Case Study #1

Case Study #1 – GERD and Arestin

The patient under examination was a 38-year-old Asian male who presented to our facility seeking a dental cleaning. The patient has not had a dental visit in over five years, but had a medical examination in August of 2022. During the initial appointment, the patient’s blood pressure was recorded at 141/51 with a heart rate of 69 bpm, indicating Stage II hypertension. The patient reported a family history of high blood pressure, but is not currently taking any medication for it. Additionally, the patient reported a regular consumption of at least six servings of beer per week, daily use of e-cigarettes and cigarettes, and exhibited bleeding gums during toothbrushing. The patient’s oral home care routine includes using a soft-bristled manual toothbrush with Colgate Triple Action and Sensodyne twice daily, as well as flossing as needed. The patient also mentioned experiencing teeth grinding during the night and sometimes in the morning. Given this information, it was imperative that I thoroughly evaluated and addressed the patient’s oral health needs, while also considering the potential effects of his lifestyle habits and medical history.

During the patient’s initial visit, a comprehensive examination of the oral cavity was conducted, revealing generalized attrition and exposed dentin on both maxillary and mandibular anterior teeth. Additionally, the patient presented with generalized reddish pink soft spongy tissue, slightly bulbous pyramidal interdental papillae, and generalized bleeding upon probing of the posterior teeth. A Full Mouth Series was also performed, which revealed a Heavy Stage III Grade C case value due to the presence of generalized radiographic evidence of calculus, furcation involvement (Class I and II), generalized 15% RBL, localized 30-50% RBL on the first molars, and a suspicious occlusal carious lesion on #14. These findings were indicative of a significant level of periodontal disease and oral pathology that was addressed in order to ensure the patient’s oral and systemic health. It was essential that I implemented a comprehensive treatment plan that addressed these issues, and prevent further deterioration of the patient’s oral health.

The patient returned for an additional three visits to complete his treatment plan, during which he reported “mostly” adhering to the C-Floss Method. However, it was emphasized to the patient that flossing at least once daily was crucial to achieving optimal treatment outcomes. During the second revisit, the patient’s probing depths indicated that he was a suitable candidate for Arestin Placement. After providing detailed information about the benefits of Arestin in reducing periodontal pocketing, the patient provided consent for placement on tooth #3, specifically on the DB (7 mm), MB (6 mm), DL (6 mm), and ML (6 mm) surfaces. The patient received post-operative instructions, which included avoiding brushing, flossing, and mouthwash use for 12 hours and waiting at least 10 days before using interproximal aids. By following these recommendations, the patient can maximize the results of the treatment and achieve a healthier oral environment.

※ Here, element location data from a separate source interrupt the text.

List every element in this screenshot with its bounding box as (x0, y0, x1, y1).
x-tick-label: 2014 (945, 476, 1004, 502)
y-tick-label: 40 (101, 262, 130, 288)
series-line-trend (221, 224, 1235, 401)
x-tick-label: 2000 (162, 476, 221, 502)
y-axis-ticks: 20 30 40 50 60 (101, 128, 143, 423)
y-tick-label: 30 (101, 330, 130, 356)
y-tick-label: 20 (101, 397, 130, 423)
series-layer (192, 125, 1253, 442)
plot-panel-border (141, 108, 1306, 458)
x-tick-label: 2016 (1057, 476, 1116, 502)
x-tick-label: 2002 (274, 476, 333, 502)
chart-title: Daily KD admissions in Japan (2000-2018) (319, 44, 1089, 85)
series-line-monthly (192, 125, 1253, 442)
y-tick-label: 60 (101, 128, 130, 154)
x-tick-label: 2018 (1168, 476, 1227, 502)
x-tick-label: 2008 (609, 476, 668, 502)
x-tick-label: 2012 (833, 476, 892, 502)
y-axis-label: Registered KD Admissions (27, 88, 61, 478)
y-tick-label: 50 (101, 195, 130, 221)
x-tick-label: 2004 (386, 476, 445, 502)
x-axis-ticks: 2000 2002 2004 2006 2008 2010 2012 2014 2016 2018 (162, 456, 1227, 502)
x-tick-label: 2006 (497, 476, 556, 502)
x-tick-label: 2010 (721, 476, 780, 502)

During the patient’s first two revisits, no notable changes in their medical history were reported. However, during the third visit, the patient reported developing Gastroesophageal reflux disease (GERD) and subsequently started taking Pantoprazole (Protonix). It is important to note that Pantoprazole can have oral side effects, such as fruit-like breath odor, sore throat, and the development of sores, ulcers, or white spots on the lips or in the mouth. As a result of the patient’s new condition, his intraoral examination included inflamed red tonsils. The patient’s treatment was successfully completed during the third visit, and they were advised to return for a limited focus visit after 4-6 weeks to re-evaluate the probing depths of tooth #3. By closely monitoring the patient’s oral and medical conditions, I was able to provide the best possible care and ensure their long-term oral and systemic health.

During the limited focus visit, the patient’s probing depths exhibited a significant improvement, as follows: the DB probing depth reduced from 7 mm to 4 mm, the MB from 6 mm to 4 mm, the DL from 6 mm to 4 mm, and the ML from 6 mm to 4 mm. The patient was pleased and impressed with the effectiveness of the noninvasive and quick procedure, which resulted in such remarkable improvements. By closely monitoring and following up on the patient’s progress, I was able to provide exceptional care and ensure the patient’s continued oral health.